The performances are worth watching, the story lines are quite compelling and fresh, the frustrations are familiar.

"I will see you in my Dreams"  I had watched one third through while doing dishes, and got my husband to watch the rest of with me.  He was surprised.  He said for a "chick-flick" it was pretty interesting to him.  (I suppose anything without murders, detectives, bloodshed or car chases counts as a "chick-flick".)

I have a lot to say about it, but I don't have time.  Just one thing.  There is a young man in "I will see you in my Dreams" who wrote the poem and sang the song to the heroine of the show, but he sings out of tune--not terribly badly, but just bad enough to see that he has little practice nor training.  This is a good observation.  The new generation may write its own songs but it cannot sing.  The young man also went to college to study poetry but now he works as a "pool boy".  He feels like a failure but just wants to live a decent life.  Still he wants to find his true, fulfilling vocation.  The heroine tells him "When is that?"  In the end we all get it:  death.  She is joking but Not, no, joking aside.

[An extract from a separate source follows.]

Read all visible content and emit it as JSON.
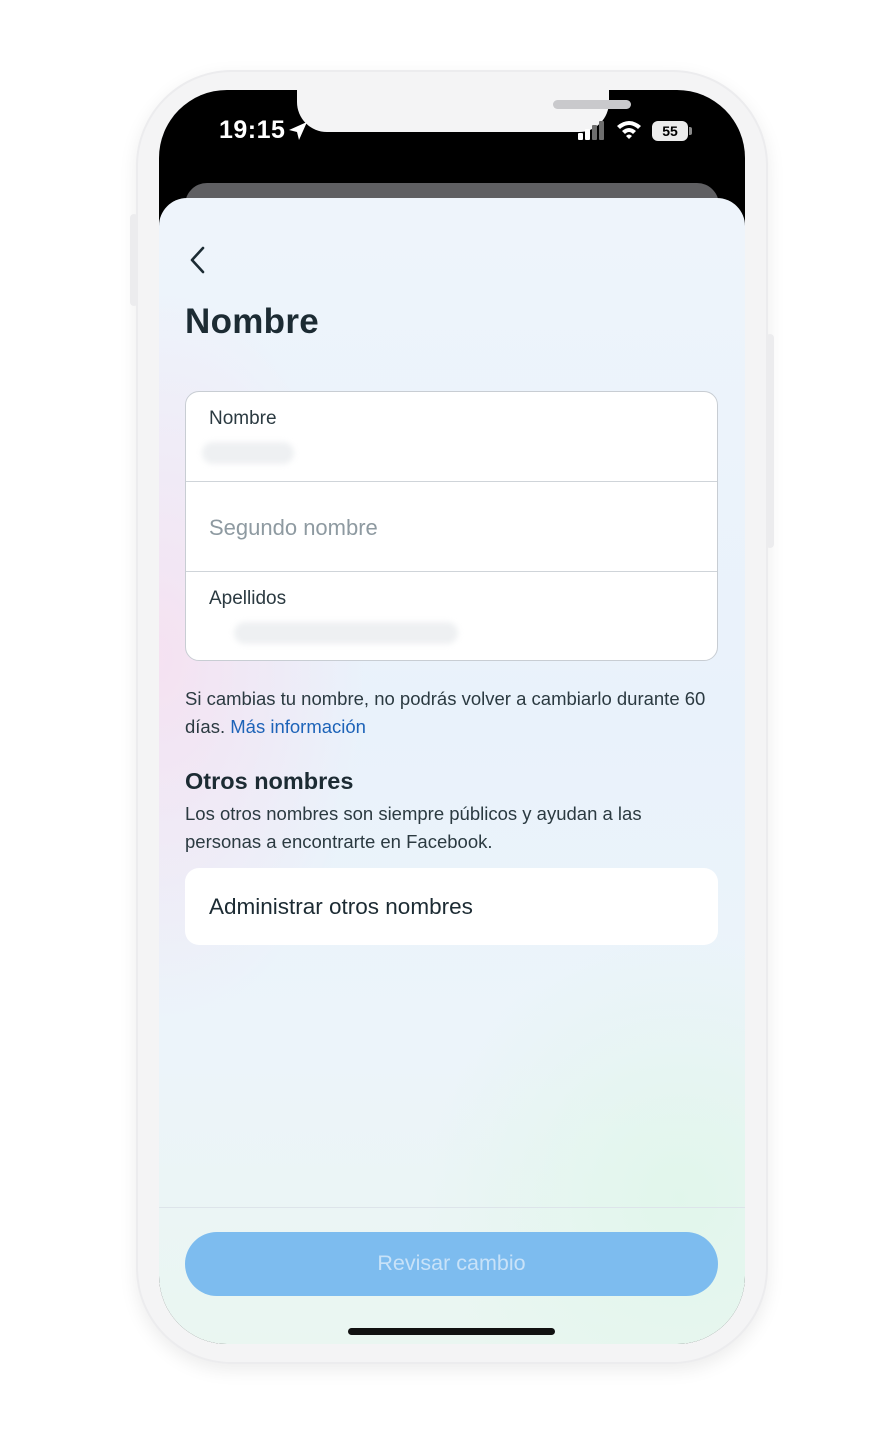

In the end she is comforted by the song the young poet wrote and sang badly.  But she is comforted by the fact that he performed a simply duty for her in catching the vermin in her house.  Maybe helping an old woman is his calling for today.  Maybe the vermin stands for grief and loneliness.  Grief and loneliness need bearing but they can be ameliorated--maybe by seeing the lost persons in your dreams.  But really?  It that it?  Why do we get attached and then face loss?  Can we live on the memory?

At Stefan's funeral the pastor preached:  you will not be able to live just off the memories.  And indeed, we keep going over memories to a minimum.  The pictures are painful.  The events are hard to digest.